I do see how there is a huge difference between modulating and non modulating boilers, same with heat pumps with on/off and inverter speed control. In the pre-modulation days thermostats used the mark/space ratio to stop over shoot, however this will cause many boilers to auto return to flat out setting and it messes up controlling how much to modulate a boiler. I had this problem with my mothers house, with a Worcester Bosch boiler which did modulate but had no way to interface with the modulation control.
I know my own boiler (oil) does not modulate, and looking at the graph from the Kasa TRV
View attachment 337387 one can see the result of on/off control. We have seen the two graphs for years,
View attachment 337388View attachment 337389 but actually seeing the report from the TRV makes one realise this is not theory but actually happens in practice.

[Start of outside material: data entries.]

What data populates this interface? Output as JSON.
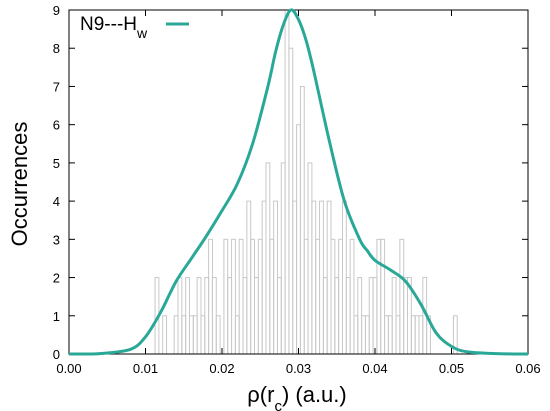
{
  "chart_data": {
    "type": "bar",
    "title": "",
    "xlabel": "ρ(r",
    "xlabel_sub": "c",
    "xlabel_rest": ") (a.u.)",
    "ylabel": "Occurrences",
    "xlim": [
      0,
      0.06
    ],
    "ylim": [
      0,
      9
    ],
    "xticks": [
      "0.00",
      "0.01",
      "0.02",
      "0.03",
      "0.04",
      "0.05",
      "0.06"
    ],
    "yticks": [
      "0",
      "1",
      "2",
      "3",
      "4",
      "5",
      "6",
      "7",
      "8",
      "9"
    ],
    "histogram_color": "#c8c8c8",
    "curve_color": "#2aa897",
    "legend": {
      "label": "N9---H",
      "label_sub": "w",
      "position": "top-left"
    },
    "histogram": {
      "bin_width": 0.0005,
      "x": [
        0.0115,
        0.0125,
        0.014,
        0.0145,
        0.015,
        0.0155,
        0.016,
        0.0165,
        0.017,
        0.0175,
        0.018,
        0.0185,
        0.019,
        0.0195,
        0.0205,
        0.021,
        0.0215,
        0.022,
        0.0225,
        0.023,
        0.0235,
        0.024,
        0.0245,
        0.025,
        0.0255,
        0.026,
        0.0265,
        0.027,
        0.0275,
        0.028,
        0.0285,
        0.029,
        0.0295,
        0.03,
        0.0305,
        0.031,
        0.0315,
        0.032,
        0.0325,
        0.033,
        0.0335,
        0.034,
        0.0345,
        0.035,
        0.0355,
        0.036,
        0.0365,
        0.037,
        0.0375,
        0.038,
        0.0385,
        0.039,
        0.0395,
        0.04,
        0.0405,
        0.041,
        0.0415,
        0.042,
        0.0425,
        0.043,
        0.0435,
        0.044,
        0.0445,
        0.045,
        0.0455,
        0.046,
        0.0465,
        0.047,
        0.0505
      ],
      "values": [
        2,
        1,
        1,
        2,
        1,
        2,
        1,
        1,
        2,
        1,
        2,
        3,
        2,
        1,
        3,
        2,
        3,
        1,
        3,
        2,
        4,
        3,
        2,
        3,
        4,
        5,
        3,
        4,
        2,
        5,
        9,
        8,
        4,
        6,
        7,
        3,
        5,
        4,
        3,
        4,
        2,
        4,
        3,
        2,
        3,
        4,
        2,
        3,
        1,
        2,
        1,
        1,
        2,
        2,
        3,
        3,
        1,
        1,
        2,
        1,
        3,
        2,
        2,
        1,
        1,
        1,
        2,
        1,
        1
      ]
    },
    "curve": {
      "x": [
        0.0,
        0.004,
        0.008,
        0.01,
        0.012,
        0.014,
        0.016,
        0.018,
        0.02,
        0.022,
        0.024,
        0.026,
        0.027,
        0.028,
        0.029,
        0.03,
        0.031,
        0.032,
        0.034,
        0.036,
        0.038,
        0.039,
        0.04,
        0.042,
        0.044,
        0.046,
        0.048,
        0.05,
        0.052,
        0.056,
        0.06
      ],
      "y": [
        0.0,
        0.01,
        0.12,
        0.45,
        1.1,
        1.9,
        2.5,
        3.1,
        3.75,
        4.45,
        5.5,
        7.0,
        7.9,
        8.6,
        9.0,
        8.75,
        8.2,
        7.4,
        5.6,
        4.0,
        3.0,
        2.7,
        2.45,
        2.2,
        1.9,
        1.3,
        0.55,
        0.2,
        0.06,
        0.01,
        0.0
      ]
    }
  }
}
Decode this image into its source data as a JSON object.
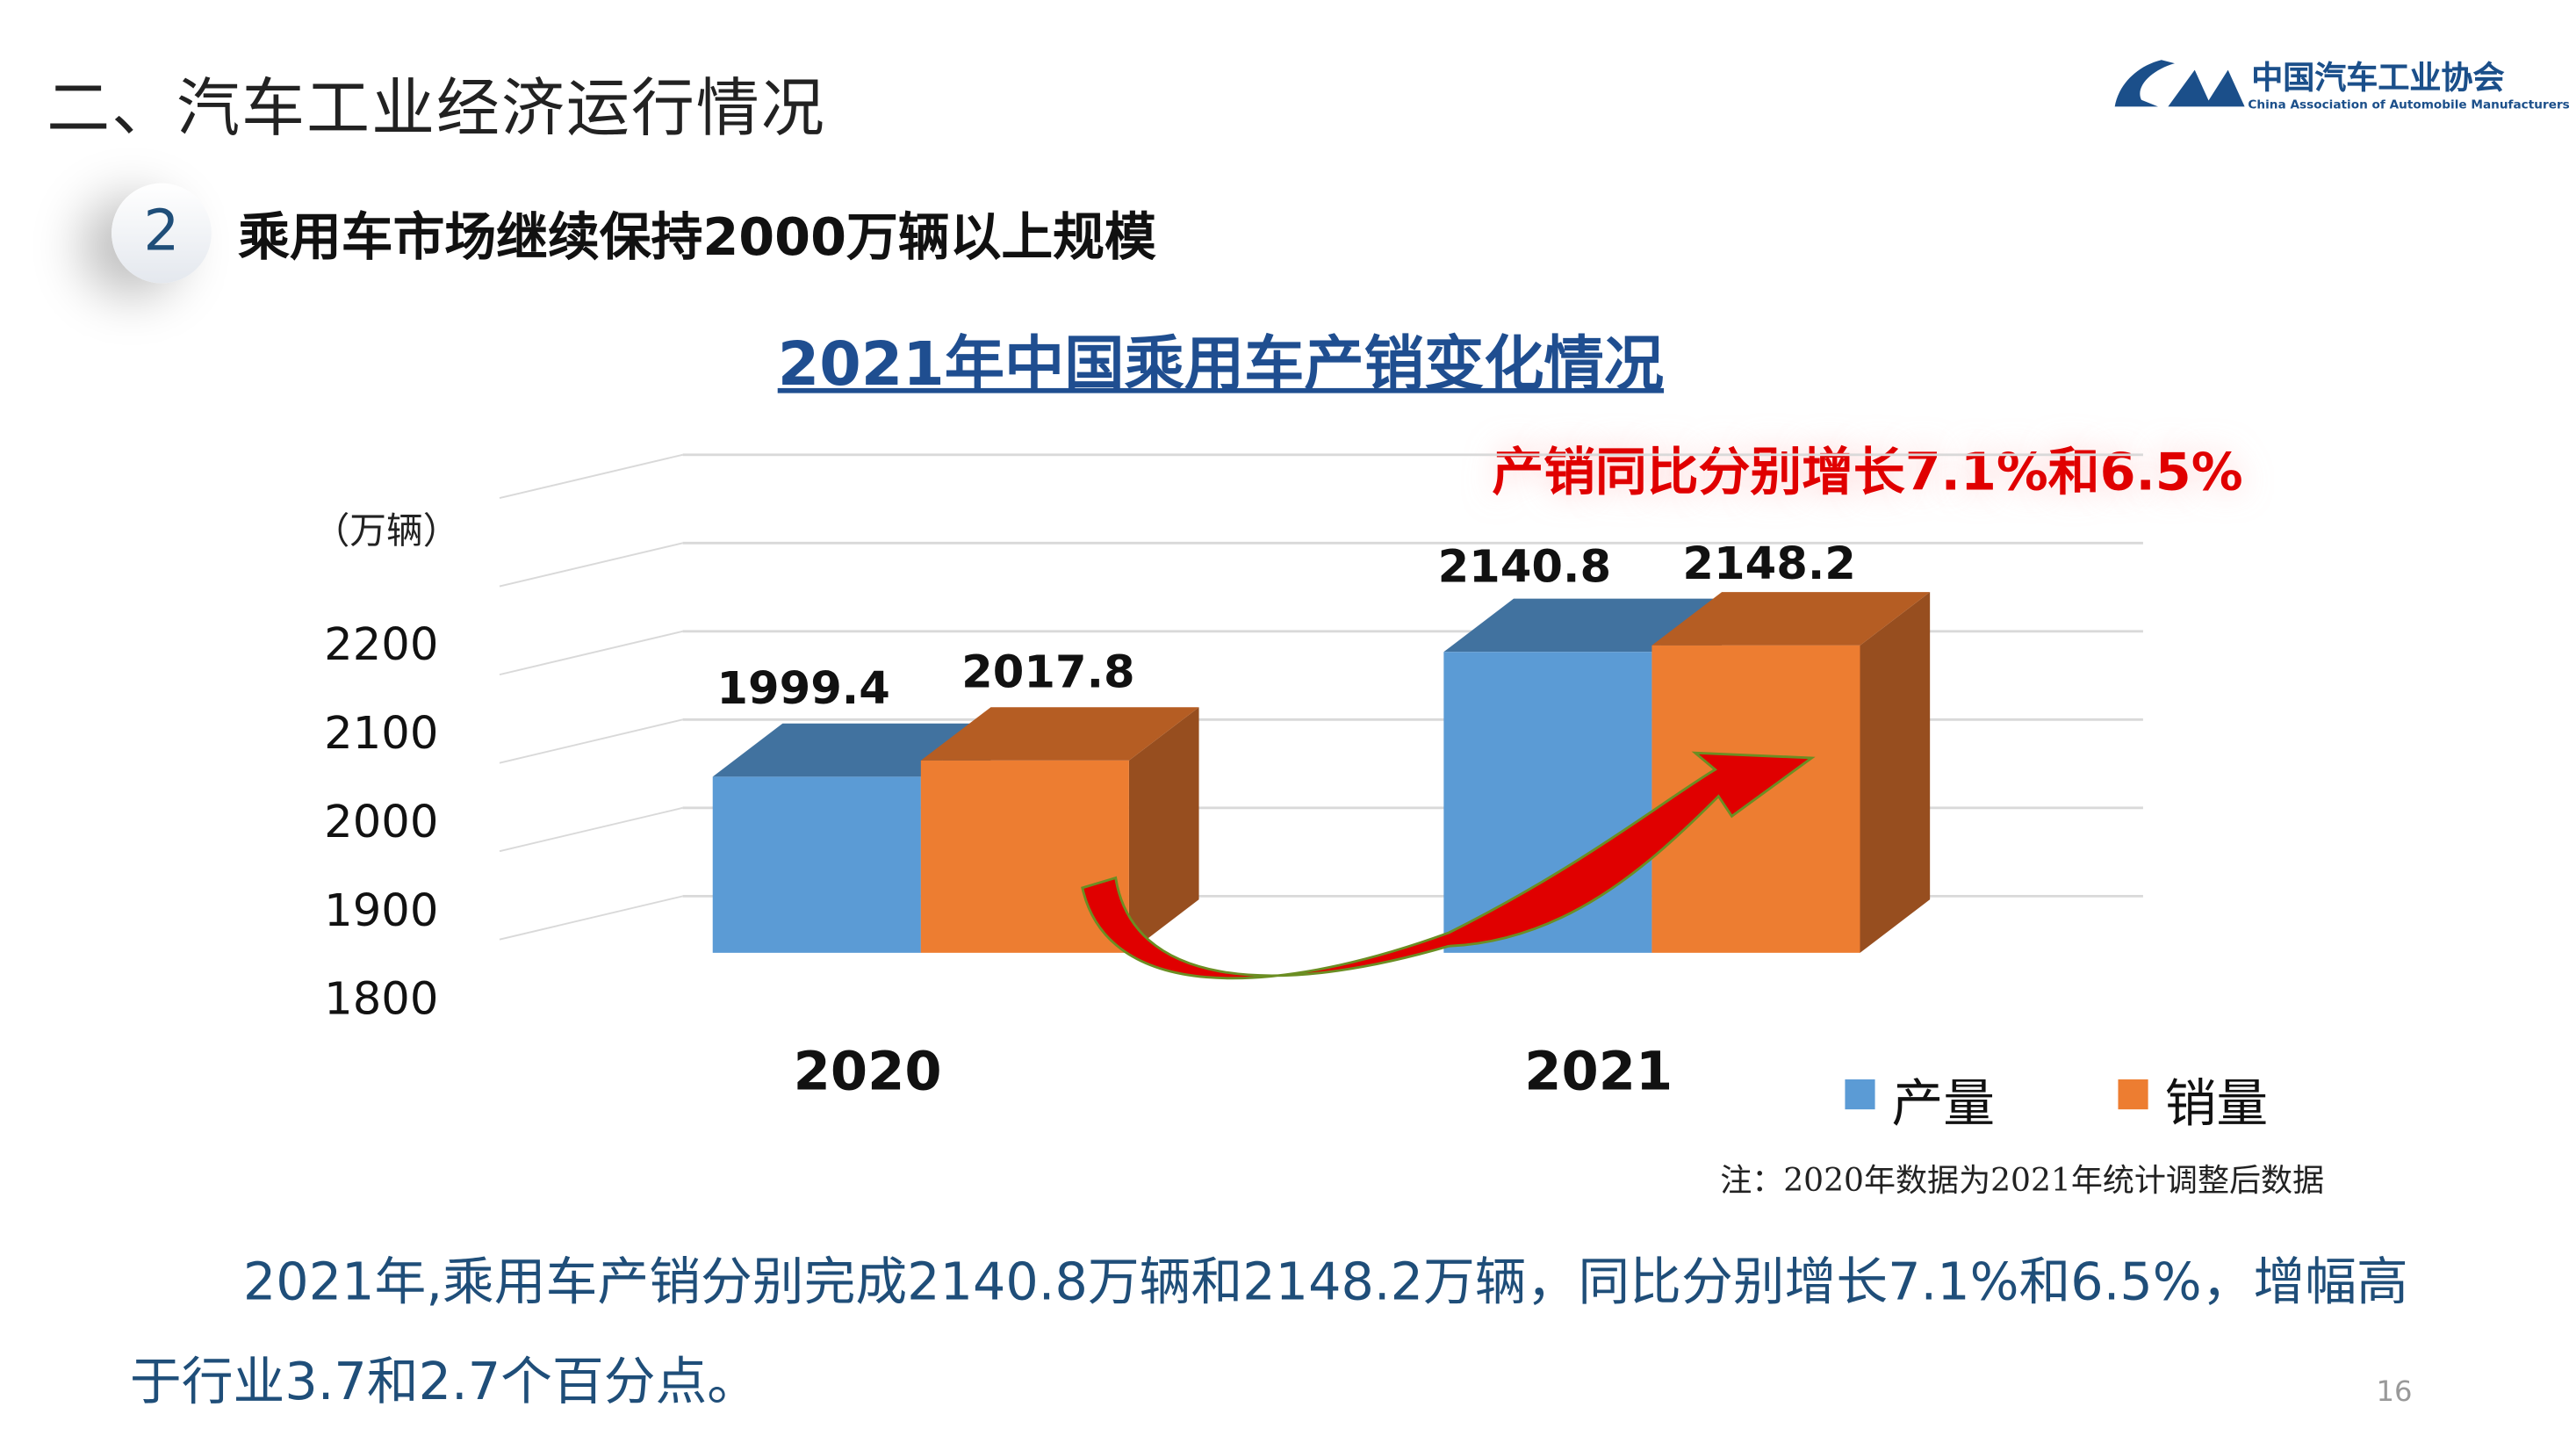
{
  "header": {
    "title": "二、汽车工业经济运行情况",
    "logo_cn": "中国汽车工业协会",
    "logo_en": "China Association of Automobile Manufacturers"
  },
  "section": {
    "number": "2",
    "title": "乘用车市场继续保持2000万辆以上规模"
  },
  "callout": "产销同比分别增长7.1%和6.5%",
  "note": "注：2020年数据为2021年统计调整后数据",
  "summary": "2021年,乘用车产销分别完成2140.8万辆和2148.2万辆，同比分别增长7.1%和6.5%，增幅高于行业3.7和2.7个百分点。",
  "page_number": "16",
  "chart_data": {
    "type": "bar",
    "title": "2021年中国乘用车产销变化情况",
    "ylabel": "（万辆）",
    "categories": [
      "2020",
      "2021"
    ],
    "series": [
      {
        "name": "产量",
        "values": [
          1999.4,
          2140.8
        ],
        "color": "#5b9bd5"
      },
      {
        "name": "销量",
        "values": [
          2017.8,
          2148.2
        ],
        "color": "#ed7d31"
      }
    ],
    "yticks": [
      1800,
      1900,
      2000,
      2100,
      2200
    ],
    "ylim": [
      1800,
      2300
    ],
    "grid": true,
    "legend": "bottom-right",
    "style": "3d-column"
  }
}
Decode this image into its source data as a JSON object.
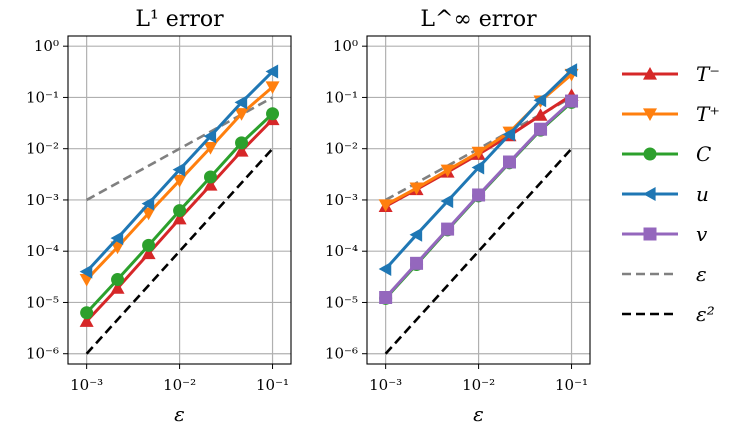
{
  "chart_data": [
    {
      "type": "line",
      "title": "L¹ error",
      "xlabel": "ε",
      "xscale": "log",
      "yscale": "log",
      "xlim": [
        0.00063,
        0.158
      ],
      "ylim": [
        6.3e-07,
        1.58
      ],
      "xticks": [
        "10⁻³",
        "10⁻²",
        "10⁻¹"
      ],
      "yticks": [
        "10⁰",
        "10⁻¹",
        "10⁻²",
        "10⁻³",
        "10⁻⁴",
        "10⁻⁵",
        "10⁻⁶"
      ],
      "grid": true,
      "x": [
        0.001,
        0.00215,
        0.00464,
        0.01,
        0.0215,
        0.0464,
        0.1
      ],
      "series": [
        {
          "name": "T⁻",
          "values": [
            4.3e-06,
            1.9e-05,
            9e-05,
            0.00043,
            0.00195,
            0.009,
            0.037
          ]
        },
        {
          "name": "T⁺",
          "values": [
            2.8e-05,
            0.00012,
            0.00055,
            0.0024,
            0.0105,
            0.048,
            0.16
          ]
        },
        {
          "name": "C",
          "values": [
            6.3e-06,
            2.8e-05,
            0.00013,
            0.00062,
            0.0028,
            0.013,
            0.048
          ]
        },
        {
          "name": "u",
          "values": [
            4e-05,
            0.00018,
            0.00085,
            0.0039,
            0.0175,
            0.08,
            0.32
          ]
        },
        {
          "name": "ε",
          "values": [
            0.001,
            null,
            null,
            null,
            null,
            null,
            0.1
          ]
        },
        {
          "name": "ε²",
          "values": [
            1e-06,
            null,
            null,
            null,
            null,
            null,
            0.01
          ]
        }
      ]
    },
    {
      "type": "line",
      "title": "L^∞ error",
      "xlabel": "ε",
      "xscale": "log",
      "yscale": "log",
      "xlim": [
        0.00063,
        0.158
      ],
      "ylim": [
        6.3e-07,
        1.58
      ],
      "xticks": [
        "10⁻³",
        "10⁻²",
        "10⁻¹"
      ],
      "yticks": [
        "10⁰",
        "10⁻¹",
        "10⁻²",
        "10⁻³",
        "10⁻⁴",
        "10⁻⁵",
        "10⁻⁶"
      ],
      "grid": true,
      "x": [
        0.001,
        0.00215,
        0.00464,
        0.01,
        0.0215,
        0.0464,
        0.1
      ],
      "series": [
        {
          "name": "T⁻",
          "values": [
            0.00075,
            0.0016,
            0.0035,
            0.0078,
            0.018,
            0.045,
            0.11
          ]
        },
        {
          "name": "T⁺",
          "values": [
            0.0008,
            0.0017,
            0.0038,
            0.0085,
            0.021,
            0.085,
            0.28
          ]
        },
        {
          "name": "C",
          "values": [
            1.2e-05,
            5.5e-05,
            0.00026,
            0.0012,
            0.0053,
            0.023,
            0.08
          ]
        },
        {
          "name": "u",
          "values": [
            4.5e-05,
            0.00021,
            0.00095,
            0.0043,
            0.019,
            0.088,
            0.34
          ]
        },
        {
          "name": "v",
          "values": [
            1.25e-05,
            5.8e-05,
            0.00027,
            0.00125,
            0.0055,
            0.024,
            0.085
          ]
        },
        {
          "name": "ε",
          "values": [
            0.001,
            null,
            null,
            null,
            null,
            null,
            0.1
          ]
        },
        {
          "name": "ε²",
          "values": [
            1e-06,
            null,
            null,
            null,
            null,
            null,
            0.01
          ]
        }
      ]
    }
  ],
  "legend": {
    "placement": "right",
    "entries": [
      {
        "label": "T⁻",
        "color": "#d62728",
        "marker": "triangle-up",
        "style": "solid"
      },
      {
        "label": "T⁺",
        "color": "#ff7f0e",
        "marker": "triangle-down",
        "style": "solid"
      },
      {
        "label": "C",
        "color": "#2ca02c",
        "marker": "circle",
        "style": "solid"
      },
      {
        "label": "u",
        "color": "#1f77b4",
        "marker": "triangle-left",
        "style": "solid"
      },
      {
        "label": "v",
        "color": "#9467bd",
        "marker": "square",
        "style": "solid"
      },
      {
        "label": "ε",
        "color": "#808080",
        "marker": "none",
        "style": "dashed"
      },
      {
        "label": "ε²",
        "color": "#000000",
        "marker": "none",
        "style": "dashed"
      }
    ]
  }
}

However the question is with a modulating boiler, what does what? If one has a modulating boiler and no wall thermostat the TRV's can be set to maintain each room at the set temperature, I did this with my mothers house, the report from the TRV's
View attachment 337390 was used to set the lock shield valves, if the current exceeds the target close the TRV a tad, and of course the reverse. What I found was radiators did not get hot and cold, but some where between the two limits maintaining the room temperature as set. The TRV heads did not link to main thermostat.
But there is a problem, as summer arrives the boiler reaches a point where it can't turn down any more, so it starts to cycle, and although the anti-cycle software will reduce how often it cycles, unless some device turns off the boiler it would continue to cycle all summer.
So we need some thing so on warm days the boiler is turned off. So if we have a down stairs room (heat raises) which is normally kept at say 17ºC by the TRV, then if the room reaches 18ºC it must be a warm day so heating can turn off. That is of course as long as no alternative heating in the room.
However having tried to set that up, it's not quite that easy. My hall now is showing 18ºC at the TRV and 19.5ºC at the wall thermostat, this is due to heights and distance from radiator/door etc. So would need to have TRV at 17ºC and wall thermostat 18.5ºC or higher, it does work, did it with mothers house, but I was slowly adjusting the lock shield valves through the winter in the first year fitted for it to work nearly A1 in the second year.
Linked TRV's and ebus control makes the setting up so much easier. We see the diagrams
View attachment 337407 showing why the thermostat should be on the opposite wall in line with radiator to work and be at a height that is easy seen and adjusted, but really what we want is a hub collecting info from each TRV and using it to tell the boiler what to do. Also add some temperature sensor to the hub, so should signal between the TRV and hub be lost, it does not go daft.
But in the main heating is controlled by near enough engineering, my own home is no exception, I need to add a second thermostat to hold the boiler on if living room cool, but still need a thermostat in hall for when the open fire is used, or even the sun shines through the windows warming the room, as otherwise rest of house would cool down.
But also I look at cost, spending £500 on controls is not going to save £500 in first year, likely only £50 saving, so 10 years pay back time. That would make me 83, and question is at 83 will I still live in this home?